Türkiye’de kapitalist modernitenin koşullandırdığı zihin kodları ile davranan herkes bu noktaya gelebilir; siyaset insanın son tahlilde kendisi için yaptığı bir şey değildir. Muhakkak en gelişmiş toplumsallıklarda bile insanın kendisi de var, fakat siyaset yapmanın temel dinamiği insanın toplumsallığı ve bu toplumsallıktan kaynaklanan sorunların bir araya gelerek çözüme kavuşturulmasıdır.
Bir noktadan itibaren kimin milletvekili, kimin belediye başkanı, kimin parti başkanı olması gerektiğine indirgenmiş bir siyasal süreç bir süre sonra sorun çözme kabiliyetini kaybeder ve sıradanlaşır. İnsanların kuşkusuz bireysel olarak da kendini var etme arayışları olacak, bu hep vardı; fakat siyaset/inanç bu noktada devre dışı kalmalıdır.

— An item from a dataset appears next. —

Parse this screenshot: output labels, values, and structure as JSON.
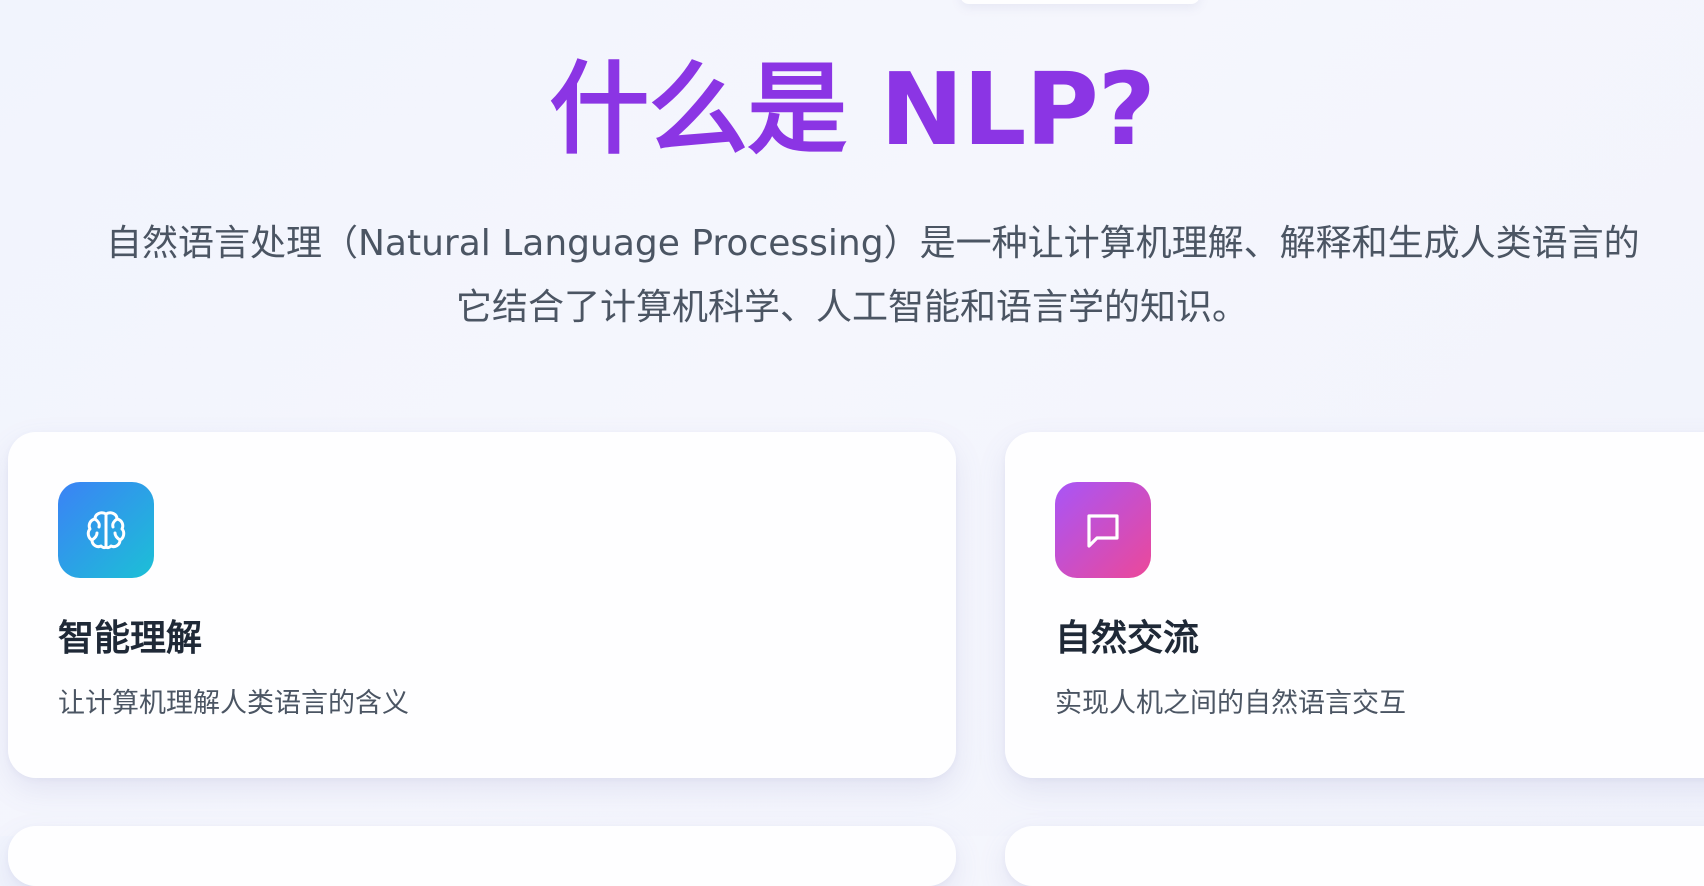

Sivil alanda insanlar kendilerini var etmek için çaba sarf edebilirler; fakat siyaset zenginleşmenin bir aracına dönüştü mü, o toplumsallık bir daha dikiş tutmaz. Birçok toplum bu noktada kimi yasal tedbirler aldı; fakat burada asıl sorun ahlakidir. Yaşam karşısında ahlaki pozisyonu net olarak belirlememiş hiç kimse toplumsal sorunların çözümüne doğru bir biçimde katılamaz.
Kimileri DEM Parti ve Kürtleri ısrarla aldıkları oy oranı ile ölçmeye çalışıyorlar; halbuki DEM Parti ve Kürtler aldıkları oydan çok daha fazlası olduklarını defalarca kanıtladılar. Siyaseti kolektif bir sorun çözme ve kişiselleştirmeme yaklaşımı, Türkiye halklarının özgürlüğü ve refahı için ödenen bedel düzen muhalefetinde yaşayan çöküş ve dağınıklığa rağmen Türkiye’de iktidar karşıtı bir dip dalganın oluşmasına neden oldu.
Halbuki daha yakın bir zaman önce Erdoğan karşısında muhalefet bloku ahlaki ve moral açısından paramparça olmuştu. CHP listelerinden girenler, Erdoğan’a oy vermiş, muhalefet blokunun en önemli bileşenlerinden İYİ Parti lideri neredeyse açıktan Erdoğan yanlısı bir tutuma girmişti.
Fakat bütün bunlara rağmen toplumda DEM Parti ve Kürtlerin dik duruşu güçlü bir dip dalganın ortaya çıkmasına neden oldu. Kimileri CHP’nin birinci parti olmasını bazı şahsiyetlerle izah etmeye çalışıyorlar; bu bir yere kadar doğru. Ancak asıl doğru olan; Kürtlerin bu noktada Türkiye’de demokrasi umudunu diri tutmak için ortaya koydukları muazzam dirayet ve bunun geniş toplum kesimlerinde ortaya çıkardığı dip dalgadır.
Geldiğimiz noktada Türkiye’de geniş halk yığınlarının üzerine çöken kasvetli umutsuzluk yerini temkinli bir rahatlığa bırakmış durumda, fakat bu noktada başta DEM Parti olmak üzere toplumsal muhalefetin tamamı rehavete kapılmamalıdır. Türkiye’de siyasetin hala temel dinamiği faşizme karşı mücadeledir.
Türkiye toplumunda solun içinde düştüğü örgütsel zafiyet nedeniyle kendini kolektif bir tepkiye, eyleme dönüştüremeyen; fakat mevcut rejime tepkili geniş halk yığınları arasında ortaya çıkan tepki aşağıda büyük bir dip dalga olarak yüzeye çıkacağı zamanı bekliyor.
Bu dip dalgayı düzen muhalefeti yüzeye çıkaramaz; onlar siyasette yumuşama adı altında devletin olanaklarını paylaşmanın derdine düşmüş durumdalar. DEM Parti işte şimdi tam da bu zamanda siyaseten daha aktif hale gelmeli ve Türkiye’de toplumsal muhalefetin öncü gücü olmalıdır.